Once you’ve written a story, it doesn’t belong to you, even if you get credit for it. It reads in your head like something said by a sibling: it has your patter to it, but not your essence. So why try to own it? Why own your babies like an animal hoarder or a parent of helicoptered children?

There’s about three ways that can go. One, you can cling to what you’ve done in the past, while slowly losing your grasp of it nonetheless, failing to identify with your prior self more and more. Two, you can jump hoops and ride unicycles in parody of yourself, trying to get your own tone right. To keep sounding like the person you once were. That didn’t work out so hot for James Patterson or Cormac McCarthy. Three, you can keep shitting work out, stories as disparate, ephemeral, and unfocused as selfhood truly is, while paradoxically claiming all those mis-matched productions came from the same source.

Or you can do it up real, that storytelling thing, and throw out your loose ends with each coming night. You can murder your children and feed rocks to your forebears until their bellies burst and you’re the only one standing. You can come up with really hasty climaxes and put all your energy into composing catchy pitches and premises that beguile the listener until he passes out in a drunken stupor on the dog’s bed in the living room at four AM before he gets the chance to go all surly and whale on you. You can get really heretical with it, if you want, and tell stories not for their craft, but to save your crafty hide.

—————-

If someone writes your ass-saving stories down, and retells them, you might become mythological. But it’s little comfort. Trust me: people think Scheherazade’s story is a love story, for chrissake, because she marries her would-be murderer in the end. People know all about Aladdin and Sindbad the Sailor’s adventures, but they don’t think about how it’d be to pace around the palace every day with the scythe hanging over your head, being forced both to bang your be-header and tuck him in with swash-buckling, cliffhanging narratives every night.

Sounds like a hell of a writer’s retreat, though. It obviously did Scheherazade’s career wonders. See her there, hunched over herself on the beach, ostensibly free— but still married, somehow, to her old adaptations. She clutches to the drink and the tireless unwinding of narrative, those vestigial structures that kept her above the crest so long. You can’t swim very fast with your water-wings on.

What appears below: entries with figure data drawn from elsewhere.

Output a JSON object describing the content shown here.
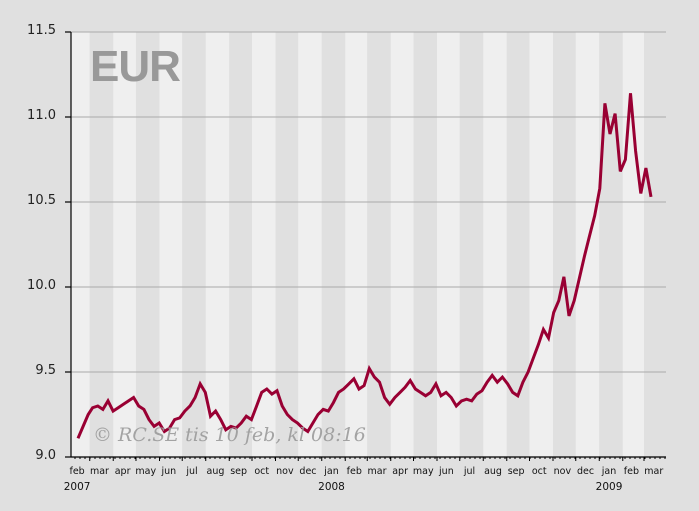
{
  "chart_data": {
    "type": "line",
    "title": "EUR",
    "watermark": "© RC.SE tis 10 feb, kl 08:16",
    "xlabel": "",
    "ylabel": "",
    "ylim": [
      9.0,
      11.5
    ],
    "yticks": [
      "9.0",
      "9.5",
      "10.0",
      "10.5",
      "11.0",
      "11.5"
    ],
    "grid": {
      "horizontal": true,
      "vertical_stripes": "alternating months"
    },
    "x_range": [
      "2007-02",
      "2009-03"
    ],
    "month_ticks": [
      "feb",
      "mar",
      "apr",
      "may",
      "jun",
      "jul",
      "aug",
      "sep",
      "oct",
      "nov",
      "dec",
      "jan",
      "feb",
      "mar",
      "apr",
      "may",
      "jun",
      "jul",
      "aug",
      "sep",
      "oct",
      "nov",
      "dec",
      "jan",
      "feb",
      "mar"
    ],
    "year_labels": [
      {
        "label": "2007",
        "month_index": 0
      },
      {
        "label": "2008",
        "month_index": 11
      },
      {
        "label": "2009",
        "month_index": 23
      }
    ],
    "series": [
      {
        "name": "EUR",
        "color": "#990033",
        "points": [
          [
            "2007-02-09",
            9.11
          ],
          [
            "2007-02-16",
            9.18
          ],
          [
            "2007-02-23",
            9.25
          ],
          [
            "2007-03-01",
            9.29
          ],
          [
            "2007-03-08",
            9.3
          ],
          [
            "2007-03-15",
            9.28
          ],
          [
            "2007-03-22",
            9.33
          ],
          [
            "2007-03-29",
            9.27
          ],
          [
            "2007-04-05",
            9.29
          ],
          [
            "2007-04-12",
            9.31
          ],
          [
            "2007-04-19",
            9.33
          ],
          [
            "2007-04-26",
            9.35
          ],
          [
            "2007-05-03",
            9.3
          ],
          [
            "2007-05-10",
            9.28
          ],
          [
            "2007-05-17",
            9.22
          ],
          [
            "2007-05-24",
            9.18
          ],
          [
            "2007-05-31",
            9.2
          ],
          [
            "2007-06-07",
            9.15
          ],
          [
            "2007-06-14",
            9.17
          ],
          [
            "2007-06-21",
            9.22
          ],
          [
            "2007-06-28",
            9.23
          ],
          [
            "2007-07-05",
            9.27
          ],
          [
            "2007-07-12",
            9.3
          ],
          [
            "2007-07-19",
            9.35
          ],
          [
            "2007-07-26",
            9.43
          ],
          [
            "2007-08-02",
            9.38
          ],
          [
            "2007-08-09",
            9.24
          ],
          [
            "2007-08-16",
            9.27
          ],
          [
            "2007-08-23",
            9.22
          ],
          [
            "2007-08-30",
            9.16
          ],
          [
            "2007-09-06",
            9.18
          ],
          [
            "2007-09-13",
            9.17
          ],
          [
            "2007-09-20",
            9.2
          ],
          [
            "2007-09-27",
            9.24
          ],
          [
            "2007-10-04",
            9.22
          ],
          [
            "2007-10-11",
            9.3
          ],
          [
            "2007-10-18",
            9.38
          ],
          [
            "2007-10-25",
            9.4
          ],
          [
            "2007-11-01",
            9.37
          ],
          [
            "2007-11-08",
            9.39
          ],
          [
            "2007-11-15",
            9.3
          ],
          [
            "2007-11-22",
            9.25
          ],
          [
            "2007-11-29",
            9.22
          ],
          [
            "2007-12-06",
            9.2
          ],
          [
            "2007-12-13",
            9.17
          ],
          [
            "2007-12-20",
            9.15
          ],
          [
            "2007-12-27",
            9.2
          ],
          [
            "2008-01-03",
            9.25
          ],
          [
            "2008-01-10",
            9.28
          ],
          [
            "2008-01-17",
            9.27
          ],
          [
            "2008-01-24",
            9.32
          ],
          [
            "2008-01-31",
            9.38
          ],
          [
            "2008-02-07",
            9.4
          ],
          [
            "2008-02-14",
            9.43
          ],
          [
            "2008-02-21",
            9.46
          ],
          [
            "2008-02-28",
            9.4
          ],
          [
            "2008-03-06",
            9.42
          ],
          [
            "2008-03-13",
            9.52
          ],
          [
            "2008-03-20",
            9.47
          ],
          [
            "2008-03-27",
            9.44
          ],
          [
            "2008-04-03",
            9.35
          ],
          [
            "2008-04-10",
            9.31
          ],
          [
            "2008-04-17",
            9.35
          ],
          [
            "2008-04-24",
            9.38
          ],
          [
            "2008-05-01",
            9.41
          ],
          [
            "2008-05-08",
            9.45
          ],
          [
            "2008-05-15",
            9.4
          ],
          [
            "2008-05-22",
            9.38
          ],
          [
            "2008-05-29",
            9.36
          ],
          [
            "2008-06-05",
            9.38
          ],
          [
            "2008-06-12",
            9.43
          ],
          [
            "2008-06-19",
            9.36
          ],
          [
            "2008-06-26",
            9.38
          ],
          [
            "2008-07-03",
            9.35
          ],
          [
            "2008-07-10",
            9.3
          ],
          [
            "2008-07-17",
            9.33
          ],
          [
            "2008-07-24",
            9.34
          ],
          [
            "2008-07-31",
            9.33
          ],
          [
            "2008-08-07",
            9.37
          ],
          [
            "2008-08-14",
            9.39
          ],
          [
            "2008-08-21",
            9.44
          ],
          [
            "2008-08-28",
            9.48
          ],
          [
            "2008-09-04",
            9.44
          ],
          [
            "2008-09-11",
            9.47
          ],
          [
            "2008-09-18",
            9.43
          ],
          [
            "2008-09-25",
            9.38
          ],
          [
            "2008-10-02",
            9.36
          ],
          [
            "2008-10-09",
            9.44
          ],
          [
            "2008-10-16",
            9.5
          ],
          [
            "2008-10-23",
            9.58
          ],
          [
            "2008-10-30",
            9.66
          ],
          [
            "2008-11-06",
            9.75
          ],
          [
            "2008-11-13",
            9.7
          ],
          [
            "2008-11-20",
            9.85
          ],
          [
            "2008-11-27",
            9.92
          ],
          [
            "2008-12-04",
            10.06
          ],
          [
            "2008-12-11",
            9.83
          ],
          [
            "2008-12-18",
            9.92
          ],
          [
            "2008-12-25",
            10.05
          ],
          [
            "2009-01-01",
            10.18
          ],
          [
            "2009-01-08",
            10.3
          ],
          [
            "2009-01-15",
            10.42
          ],
          [
            "2009-01-22",
            10.58
          ],
          [
            "2009-01-29",
            11.08
          ],
          [
            "2009-02-05",
            10.9
          ],
          [
            "2009-02-12",
            11.02
          ],
          [
            "2009-02-19",
            10.68
          ],
          [
            "2009-02-26",
            10.75
          ],
          [
            "2009-03-05",
            11.14
          ],
          [
            "2009-03-12",
            10.8
          ],
          [
            "2009-03-19",
            10.55
          ],
          [
            "2009-03-26",
            10.7
          ],
          [
            "2009-04-02",
            10.53
          ]
        ]
      }
    ]
  }
}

Watch her sip, and write, and perhaps learn: Abuse is the art of turning gifts into weapons.


- - -
Erika D. Price is a social psychologist, writer, and eternal student living in Chicago, Illinois. She writes all her first drafts on the Notepad app of her iPhone, which sounds insane but is actually quite a convenient way to bang out ideas on the go while simultaneously looking like a vapid, perpetually-texting woman-child.